Achieving NCEA at Haeata Community Campus

Just like students around the country, Haeata Community Campus students Manaia Mahuika-Davies and Bodie Barker gained NCEA Level 1 last year, but unlike most of those other students they also gained credits at other levels too.

 

Things are different at Haeata. Individual learning plans allow each student to explore their own interests to their full potential. NCEA standards are applied and assessed alongside that work. The individual learning model enables students to focus on one subject area or area of interest and therefore advance more quickly through the NCEA levels in that subject.
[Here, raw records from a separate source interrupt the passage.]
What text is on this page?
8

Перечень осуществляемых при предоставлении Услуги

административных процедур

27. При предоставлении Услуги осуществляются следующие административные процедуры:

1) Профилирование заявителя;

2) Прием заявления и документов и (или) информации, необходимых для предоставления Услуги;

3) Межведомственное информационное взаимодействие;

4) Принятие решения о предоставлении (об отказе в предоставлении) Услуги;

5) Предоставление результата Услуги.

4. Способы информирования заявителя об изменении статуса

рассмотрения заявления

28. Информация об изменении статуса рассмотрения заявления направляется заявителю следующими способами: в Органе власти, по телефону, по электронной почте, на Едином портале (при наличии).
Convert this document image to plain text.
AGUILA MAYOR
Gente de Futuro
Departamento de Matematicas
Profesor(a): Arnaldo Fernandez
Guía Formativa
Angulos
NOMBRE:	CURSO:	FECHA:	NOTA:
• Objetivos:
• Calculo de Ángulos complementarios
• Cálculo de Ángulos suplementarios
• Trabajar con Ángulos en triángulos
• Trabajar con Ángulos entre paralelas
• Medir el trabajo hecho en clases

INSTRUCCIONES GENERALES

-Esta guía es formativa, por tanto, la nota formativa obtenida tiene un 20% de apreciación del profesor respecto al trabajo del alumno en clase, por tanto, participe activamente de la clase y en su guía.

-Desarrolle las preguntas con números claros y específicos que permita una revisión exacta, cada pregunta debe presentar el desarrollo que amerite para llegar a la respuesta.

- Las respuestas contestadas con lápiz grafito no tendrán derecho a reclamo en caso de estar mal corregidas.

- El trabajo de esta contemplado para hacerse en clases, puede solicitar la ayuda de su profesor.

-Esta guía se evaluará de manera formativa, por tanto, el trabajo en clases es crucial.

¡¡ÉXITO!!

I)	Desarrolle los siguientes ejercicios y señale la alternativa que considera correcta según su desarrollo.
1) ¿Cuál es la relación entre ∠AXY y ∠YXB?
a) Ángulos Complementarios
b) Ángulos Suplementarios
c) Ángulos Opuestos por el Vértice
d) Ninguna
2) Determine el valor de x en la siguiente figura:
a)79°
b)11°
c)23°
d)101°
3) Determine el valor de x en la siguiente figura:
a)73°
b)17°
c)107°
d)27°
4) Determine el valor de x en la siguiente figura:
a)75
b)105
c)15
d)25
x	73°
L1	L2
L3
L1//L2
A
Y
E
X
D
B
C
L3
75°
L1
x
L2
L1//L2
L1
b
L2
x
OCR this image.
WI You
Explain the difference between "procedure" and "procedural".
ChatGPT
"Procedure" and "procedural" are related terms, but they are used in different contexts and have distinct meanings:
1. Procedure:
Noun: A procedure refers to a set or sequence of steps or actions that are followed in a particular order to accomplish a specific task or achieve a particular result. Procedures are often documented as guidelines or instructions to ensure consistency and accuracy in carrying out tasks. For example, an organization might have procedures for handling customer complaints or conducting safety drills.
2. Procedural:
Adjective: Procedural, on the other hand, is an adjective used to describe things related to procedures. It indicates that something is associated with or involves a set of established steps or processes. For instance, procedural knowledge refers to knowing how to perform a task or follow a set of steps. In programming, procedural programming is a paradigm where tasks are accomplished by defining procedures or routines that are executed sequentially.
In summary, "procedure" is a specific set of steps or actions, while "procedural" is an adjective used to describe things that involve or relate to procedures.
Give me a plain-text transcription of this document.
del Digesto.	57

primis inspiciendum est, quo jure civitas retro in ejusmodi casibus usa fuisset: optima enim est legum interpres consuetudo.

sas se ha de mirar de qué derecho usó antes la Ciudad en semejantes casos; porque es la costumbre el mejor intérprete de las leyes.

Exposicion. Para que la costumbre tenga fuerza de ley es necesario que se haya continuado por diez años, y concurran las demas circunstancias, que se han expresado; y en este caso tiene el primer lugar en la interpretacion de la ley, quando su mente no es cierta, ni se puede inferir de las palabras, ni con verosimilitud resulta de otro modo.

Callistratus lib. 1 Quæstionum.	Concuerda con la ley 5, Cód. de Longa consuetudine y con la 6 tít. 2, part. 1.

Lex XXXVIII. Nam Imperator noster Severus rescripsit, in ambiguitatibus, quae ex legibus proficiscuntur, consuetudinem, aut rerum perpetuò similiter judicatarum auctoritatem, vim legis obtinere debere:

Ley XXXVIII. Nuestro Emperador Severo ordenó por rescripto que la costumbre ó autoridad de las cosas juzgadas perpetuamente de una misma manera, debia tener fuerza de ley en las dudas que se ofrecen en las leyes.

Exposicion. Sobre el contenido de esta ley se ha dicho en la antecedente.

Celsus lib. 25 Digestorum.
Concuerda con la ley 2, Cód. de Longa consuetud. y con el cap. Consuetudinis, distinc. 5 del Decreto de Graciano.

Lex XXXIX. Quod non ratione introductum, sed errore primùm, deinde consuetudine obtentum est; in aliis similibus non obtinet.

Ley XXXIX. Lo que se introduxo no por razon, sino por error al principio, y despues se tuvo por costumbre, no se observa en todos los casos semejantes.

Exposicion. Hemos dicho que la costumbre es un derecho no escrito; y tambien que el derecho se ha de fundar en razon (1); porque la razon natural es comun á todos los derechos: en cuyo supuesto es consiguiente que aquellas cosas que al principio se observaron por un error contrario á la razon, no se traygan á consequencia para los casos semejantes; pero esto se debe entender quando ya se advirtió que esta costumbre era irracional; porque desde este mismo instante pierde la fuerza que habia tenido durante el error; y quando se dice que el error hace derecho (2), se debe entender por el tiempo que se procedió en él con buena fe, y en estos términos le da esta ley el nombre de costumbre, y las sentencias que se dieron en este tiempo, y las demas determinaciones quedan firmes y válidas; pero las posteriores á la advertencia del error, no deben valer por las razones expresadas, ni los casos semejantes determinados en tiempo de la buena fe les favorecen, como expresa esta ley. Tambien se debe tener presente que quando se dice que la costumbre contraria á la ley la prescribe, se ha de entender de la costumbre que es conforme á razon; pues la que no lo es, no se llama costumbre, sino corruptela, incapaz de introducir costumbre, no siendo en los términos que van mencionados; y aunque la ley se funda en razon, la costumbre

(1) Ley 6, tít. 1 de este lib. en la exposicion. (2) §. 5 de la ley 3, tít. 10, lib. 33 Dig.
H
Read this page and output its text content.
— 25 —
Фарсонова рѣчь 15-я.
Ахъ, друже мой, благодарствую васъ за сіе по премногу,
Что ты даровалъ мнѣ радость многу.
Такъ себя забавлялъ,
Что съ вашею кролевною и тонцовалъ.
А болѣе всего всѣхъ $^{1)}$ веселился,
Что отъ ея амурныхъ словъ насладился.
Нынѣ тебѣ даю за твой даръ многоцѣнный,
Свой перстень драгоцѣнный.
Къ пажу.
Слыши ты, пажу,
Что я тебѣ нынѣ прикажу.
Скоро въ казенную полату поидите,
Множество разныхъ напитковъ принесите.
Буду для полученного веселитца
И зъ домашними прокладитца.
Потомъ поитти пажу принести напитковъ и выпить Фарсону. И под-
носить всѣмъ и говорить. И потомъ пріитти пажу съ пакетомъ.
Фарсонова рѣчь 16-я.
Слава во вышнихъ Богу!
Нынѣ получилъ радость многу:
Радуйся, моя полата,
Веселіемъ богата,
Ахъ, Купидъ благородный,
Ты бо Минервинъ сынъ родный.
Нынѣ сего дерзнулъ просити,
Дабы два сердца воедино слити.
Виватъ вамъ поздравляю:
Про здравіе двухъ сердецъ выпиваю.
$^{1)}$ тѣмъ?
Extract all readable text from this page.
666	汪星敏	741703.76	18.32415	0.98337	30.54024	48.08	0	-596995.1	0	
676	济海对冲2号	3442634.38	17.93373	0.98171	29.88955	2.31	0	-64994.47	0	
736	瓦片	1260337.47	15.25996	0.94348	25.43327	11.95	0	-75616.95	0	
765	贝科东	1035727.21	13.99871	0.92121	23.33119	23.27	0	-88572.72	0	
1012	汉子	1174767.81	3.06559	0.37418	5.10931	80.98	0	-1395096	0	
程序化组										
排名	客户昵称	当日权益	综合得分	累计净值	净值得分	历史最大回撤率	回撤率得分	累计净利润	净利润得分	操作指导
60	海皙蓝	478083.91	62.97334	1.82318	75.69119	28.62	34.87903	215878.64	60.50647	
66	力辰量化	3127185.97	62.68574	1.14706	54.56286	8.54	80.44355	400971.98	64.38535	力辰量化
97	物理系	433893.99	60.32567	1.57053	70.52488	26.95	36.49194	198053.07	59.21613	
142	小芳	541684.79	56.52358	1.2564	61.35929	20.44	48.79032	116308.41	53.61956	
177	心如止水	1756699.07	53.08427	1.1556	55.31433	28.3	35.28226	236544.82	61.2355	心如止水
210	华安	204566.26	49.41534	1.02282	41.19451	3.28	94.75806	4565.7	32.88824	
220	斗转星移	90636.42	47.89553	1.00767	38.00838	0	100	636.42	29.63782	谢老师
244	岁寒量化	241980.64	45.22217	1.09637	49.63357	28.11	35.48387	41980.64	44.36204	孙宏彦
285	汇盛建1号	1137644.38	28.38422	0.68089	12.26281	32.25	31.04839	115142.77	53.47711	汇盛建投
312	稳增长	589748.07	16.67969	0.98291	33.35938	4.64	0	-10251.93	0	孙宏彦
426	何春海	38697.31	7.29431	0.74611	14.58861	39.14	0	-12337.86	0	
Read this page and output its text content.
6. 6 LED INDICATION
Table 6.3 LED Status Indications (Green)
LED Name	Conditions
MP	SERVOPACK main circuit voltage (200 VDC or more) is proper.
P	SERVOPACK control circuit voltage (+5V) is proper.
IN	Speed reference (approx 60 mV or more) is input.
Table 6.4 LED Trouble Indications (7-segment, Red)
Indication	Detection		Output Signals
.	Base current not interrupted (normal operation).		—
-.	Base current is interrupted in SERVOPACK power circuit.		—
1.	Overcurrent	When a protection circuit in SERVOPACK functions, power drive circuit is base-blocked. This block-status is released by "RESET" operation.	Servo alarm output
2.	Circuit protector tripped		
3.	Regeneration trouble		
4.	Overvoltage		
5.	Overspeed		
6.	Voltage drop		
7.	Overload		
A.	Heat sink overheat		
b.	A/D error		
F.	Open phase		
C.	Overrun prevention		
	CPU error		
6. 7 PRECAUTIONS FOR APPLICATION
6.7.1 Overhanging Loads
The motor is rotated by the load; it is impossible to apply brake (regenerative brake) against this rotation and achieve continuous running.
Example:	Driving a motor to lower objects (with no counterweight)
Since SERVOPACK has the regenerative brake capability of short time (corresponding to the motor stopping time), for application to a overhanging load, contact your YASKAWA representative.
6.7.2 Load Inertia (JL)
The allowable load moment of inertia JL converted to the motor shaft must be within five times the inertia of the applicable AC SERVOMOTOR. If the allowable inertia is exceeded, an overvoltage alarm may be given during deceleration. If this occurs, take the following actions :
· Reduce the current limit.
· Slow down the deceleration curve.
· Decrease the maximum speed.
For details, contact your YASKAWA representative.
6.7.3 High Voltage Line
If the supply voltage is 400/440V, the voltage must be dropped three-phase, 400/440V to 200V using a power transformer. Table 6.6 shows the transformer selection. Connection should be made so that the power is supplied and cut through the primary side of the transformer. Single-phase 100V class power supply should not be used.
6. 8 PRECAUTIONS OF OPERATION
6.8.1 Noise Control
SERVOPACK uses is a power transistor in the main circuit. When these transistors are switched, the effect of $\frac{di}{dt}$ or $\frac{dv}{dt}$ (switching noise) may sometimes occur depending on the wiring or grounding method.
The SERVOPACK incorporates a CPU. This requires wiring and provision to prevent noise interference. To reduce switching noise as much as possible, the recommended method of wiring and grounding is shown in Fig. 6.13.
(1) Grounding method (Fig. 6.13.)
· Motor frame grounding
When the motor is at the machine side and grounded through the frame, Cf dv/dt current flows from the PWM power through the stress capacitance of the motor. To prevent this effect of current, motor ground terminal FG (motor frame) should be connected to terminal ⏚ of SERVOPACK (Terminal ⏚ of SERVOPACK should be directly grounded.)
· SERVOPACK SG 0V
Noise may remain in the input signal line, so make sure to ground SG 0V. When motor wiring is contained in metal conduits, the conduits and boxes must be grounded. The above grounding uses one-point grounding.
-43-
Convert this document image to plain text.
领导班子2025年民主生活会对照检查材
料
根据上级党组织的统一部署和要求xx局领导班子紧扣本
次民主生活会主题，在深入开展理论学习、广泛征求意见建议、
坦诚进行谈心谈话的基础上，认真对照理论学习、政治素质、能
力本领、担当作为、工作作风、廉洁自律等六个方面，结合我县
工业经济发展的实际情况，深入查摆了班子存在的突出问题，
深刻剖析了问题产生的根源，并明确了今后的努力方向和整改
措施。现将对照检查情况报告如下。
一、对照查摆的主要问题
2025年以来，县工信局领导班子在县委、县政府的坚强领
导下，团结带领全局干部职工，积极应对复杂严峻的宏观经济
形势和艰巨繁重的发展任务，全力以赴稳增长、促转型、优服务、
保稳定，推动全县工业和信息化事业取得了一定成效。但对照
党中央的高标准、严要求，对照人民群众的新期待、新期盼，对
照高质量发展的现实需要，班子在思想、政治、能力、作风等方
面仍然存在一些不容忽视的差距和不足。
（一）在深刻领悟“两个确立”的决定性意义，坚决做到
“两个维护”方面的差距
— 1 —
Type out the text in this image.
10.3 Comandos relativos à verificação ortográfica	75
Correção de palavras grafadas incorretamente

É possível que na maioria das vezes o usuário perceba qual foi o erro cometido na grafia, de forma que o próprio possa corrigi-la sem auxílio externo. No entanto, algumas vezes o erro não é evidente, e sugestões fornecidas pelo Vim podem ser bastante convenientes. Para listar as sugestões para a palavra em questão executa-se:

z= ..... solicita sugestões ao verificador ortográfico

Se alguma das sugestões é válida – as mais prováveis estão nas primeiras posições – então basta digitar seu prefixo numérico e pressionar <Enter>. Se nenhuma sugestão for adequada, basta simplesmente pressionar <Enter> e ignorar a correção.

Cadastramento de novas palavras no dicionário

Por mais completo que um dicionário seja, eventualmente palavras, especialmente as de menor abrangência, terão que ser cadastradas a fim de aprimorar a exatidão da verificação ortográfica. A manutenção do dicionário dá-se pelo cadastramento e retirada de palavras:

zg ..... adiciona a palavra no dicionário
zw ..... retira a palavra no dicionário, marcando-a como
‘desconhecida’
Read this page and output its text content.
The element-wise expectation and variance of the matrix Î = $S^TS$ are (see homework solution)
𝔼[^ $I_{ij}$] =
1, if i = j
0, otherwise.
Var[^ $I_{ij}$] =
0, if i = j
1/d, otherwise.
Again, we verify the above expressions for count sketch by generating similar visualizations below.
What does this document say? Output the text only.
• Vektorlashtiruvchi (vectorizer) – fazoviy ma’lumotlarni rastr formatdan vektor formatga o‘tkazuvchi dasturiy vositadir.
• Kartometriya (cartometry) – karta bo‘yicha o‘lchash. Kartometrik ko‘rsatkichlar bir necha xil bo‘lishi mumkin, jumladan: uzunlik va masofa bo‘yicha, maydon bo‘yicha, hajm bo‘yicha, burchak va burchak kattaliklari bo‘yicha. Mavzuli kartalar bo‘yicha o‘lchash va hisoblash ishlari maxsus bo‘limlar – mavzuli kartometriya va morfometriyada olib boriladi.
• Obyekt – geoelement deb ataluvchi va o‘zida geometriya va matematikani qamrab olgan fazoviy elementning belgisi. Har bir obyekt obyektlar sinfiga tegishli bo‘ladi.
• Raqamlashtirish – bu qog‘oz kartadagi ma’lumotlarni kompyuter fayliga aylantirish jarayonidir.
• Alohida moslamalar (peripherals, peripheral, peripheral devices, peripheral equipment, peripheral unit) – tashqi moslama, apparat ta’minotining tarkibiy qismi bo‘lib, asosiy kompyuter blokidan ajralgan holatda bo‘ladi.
Manaia and Bodie, now in Year 12 at Haeata, have embraced this model. Last year they each achieved credits at all three levels, as well as developing their goal-setting, time management and workload management.

 

Last year, Manaia achieved NCEA Level 1 fully and gained 59 credits at Level 2 and eight at Level 3. This year she is working on an interactive art project that links to standards in both science and art. Her project focuses on the effects of plastics in our oceans. This grew out of an essay she wrote at the beginning of last year, for which she gained science credits.

 

Bodie achieved both Level 1 and Level 2 last year in maths, English and a sports and nutrition course at Ara, as well as a barista course. This year he is taking up various opportunities through Haeata, including a New Zealand Institute of Sport course on personal training, and developing his skills as a barista. His goal for the year is to achieve NCEA Level 3.

 

Achieving NCEA Level 3 is also Manaia’s big goal for this year, which would allow her to spend next year working and saving. She then hopes to go to university to study marine biology so that ultimately she can “help save the dolphins”.

 

Manaia’s study pathway typifies Haeata’s approach of encouraging its students to set a big goal and then work at it in smaller parts. “We have a weekly goal, term goal and a year goal,” Manaia says. “We focus on the weekly goal to get to the year goal.”

 

The approach brings particular challenges but also rewards. “You have to push yourself and be positive about it,” Manaia says. “But you learn how to do the research yourself, instead of always relying on the teacher to help. And you learn to ask others for help too.”

 

Bodie loves the opportunity to develop his passions and manage his own time. “I have a goal each day, so that I know I’m on track with my work, and I have the freedom to get experience in other areas while still managing my own workload,” he says.

 

Haeata provides many opportunities for students to engage outside the classroom. Manaia and Bodie have both been involved with the Student Volunteer Army, and the Red Shirts programme run by The Warehouse. These experiences help to widen students’ perspectives and expose them to options for after they finish school.

 

 

Instead of preparing students to head out into one job or one career path, the research-based modern learning model prepares students for a rapidly changing world and jobs that may not even exist yet.